伊佐ホームズ、箱根の名門旅館リニューアル 高級木造住宅の技術で空間演出 (1/2ページ)

2016.12.27 06:12

「ネストイン箱根俵石閣」の離れの客室。カラマツの無垢材をふんだんに活用し、薪ストーブを設置した=神奈川県箱根町(淺川敏氏撮影)
「ネストイン箱根俵石閣」の離れの客室。カラマツの無垢材をふんだんに活用し、薪ストーブを設置した=神奈川県箱根町(淺川敏氏撮影)【拡大】

 日本の代表的な観光地である箱根(神奈川県)は、宿泊施設の大規模なリニューアルや、バブル期に建てられた保養所の用途変更などが活発に行われている。訪日外国人旅行者の急増に伴い宿泊施設の確保が喫緊の課題となっているからだ。こうした中、ひときわ目立つ大型プロジェクトが完成した。再生したのは箱根仙石原で100年の歴史を誇る俵石閣(ひょうせきかく)。「ネストイン箱根俵石閣」として生まれ変わった。このうち、本館の改修と離れの客室の新築を請け負ったのが、木造注文住宅の設計施工を行う伊佐ホームズ(東京都世田谷区)だ。

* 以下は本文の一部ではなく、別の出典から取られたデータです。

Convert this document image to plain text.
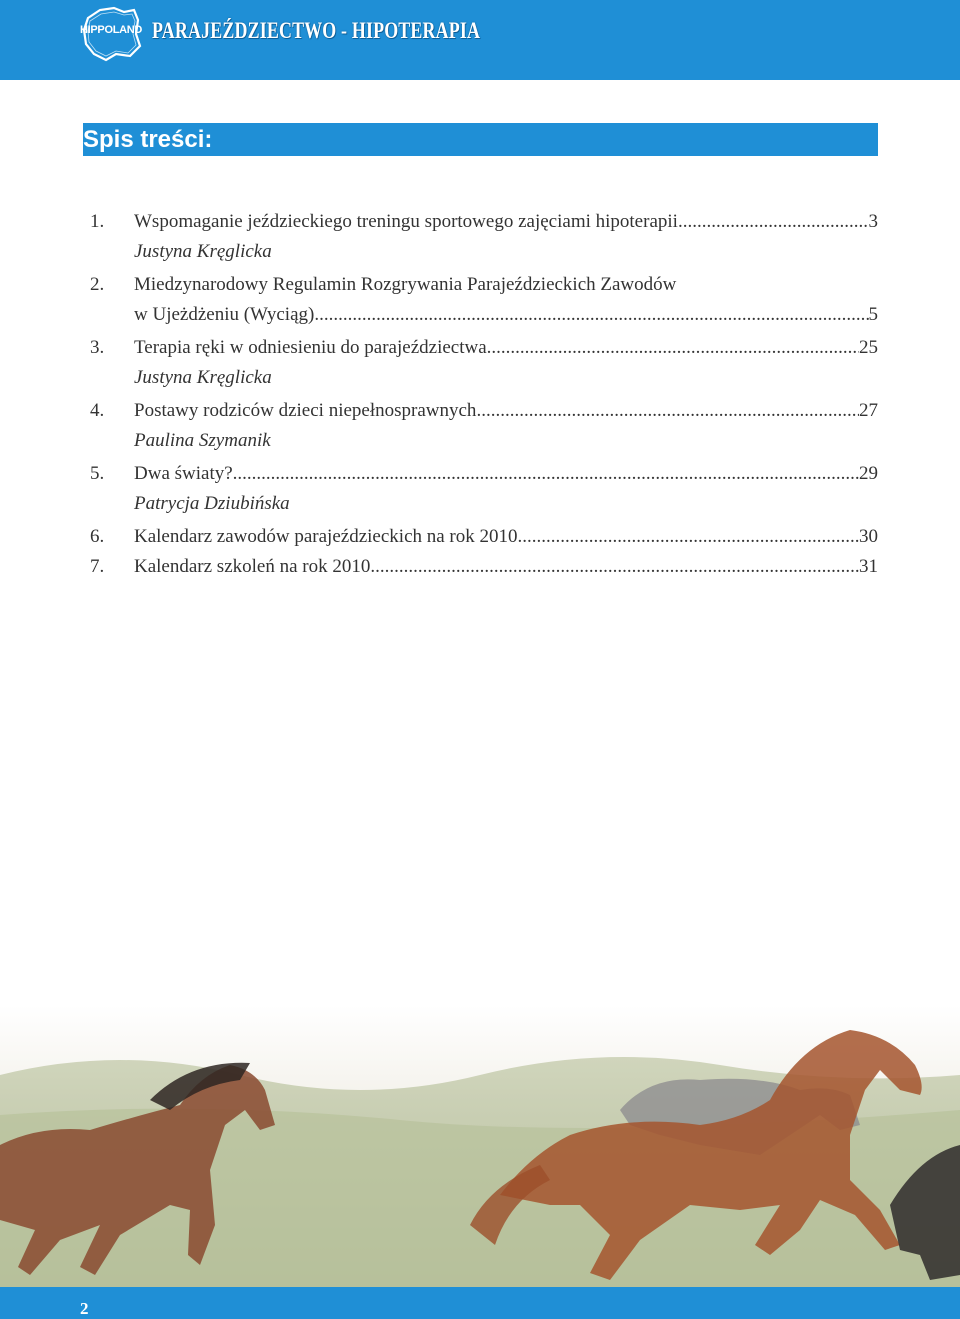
HIPPOLAND PARAJEŹDZIECTWO - HIPOTERAPIA
Spis treści:
1.	Wspomaganie jeździeckiego treningu sportowego zajęciami hipoterapii .....	3
Justyna Kręglicka
2.	Miedzynarodowy Regulamin Rozgrywania Parajeździeckich Zawodów
w Ujeżdżeniu (Wyciąg) .....	5
3.	Terapia ręki w odniesieniu do parajeździectwa .....	25
Justyna Kręglicka
4.	Postawy rodziców dzieci niepełnosprawnych .....	27
Paulina Szymanik
5.	Dwa światy? .....	29
Patrycja Dziubińska
6.	Kalendarz zawodów parajeździeckich na rok 2010 .....	30
7.	Kalendarz szkoleń na rok 2010 .....	31
2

 富士箱根伊豆国立公園の特別地域に指定された土地に建つ俵石閣は、投資会社のマイルストーンターンアラウンドマネジメント(MTM)が2014年に取得した。全体の敷地面積は約8万平方メートル。行き届いたサービスの提供に力を入れるのではなく、「自発的に精神が解放される」ようなソフトを仕掛けていくことが、今回のリニューアルの狙いだ。

 建物はこうした考え方のベースとなるだけに、伊佐ホームズは「本物の素材を活用しなければ精神の啓発にたどり着けないと主張し続けた」(村壽(むらじゅ)知恵・設計主任)。

 伊佐ホームズが旅館の建築を請け負うのは今回が初めて。「現在の高級旅館は個人志向を強めており、そのニーズに応えるためリビングの心地よさを訴求した」(伊佐裕(ひろし)社長)といったように、高級木造住宅のノウハウを随所に反映させた。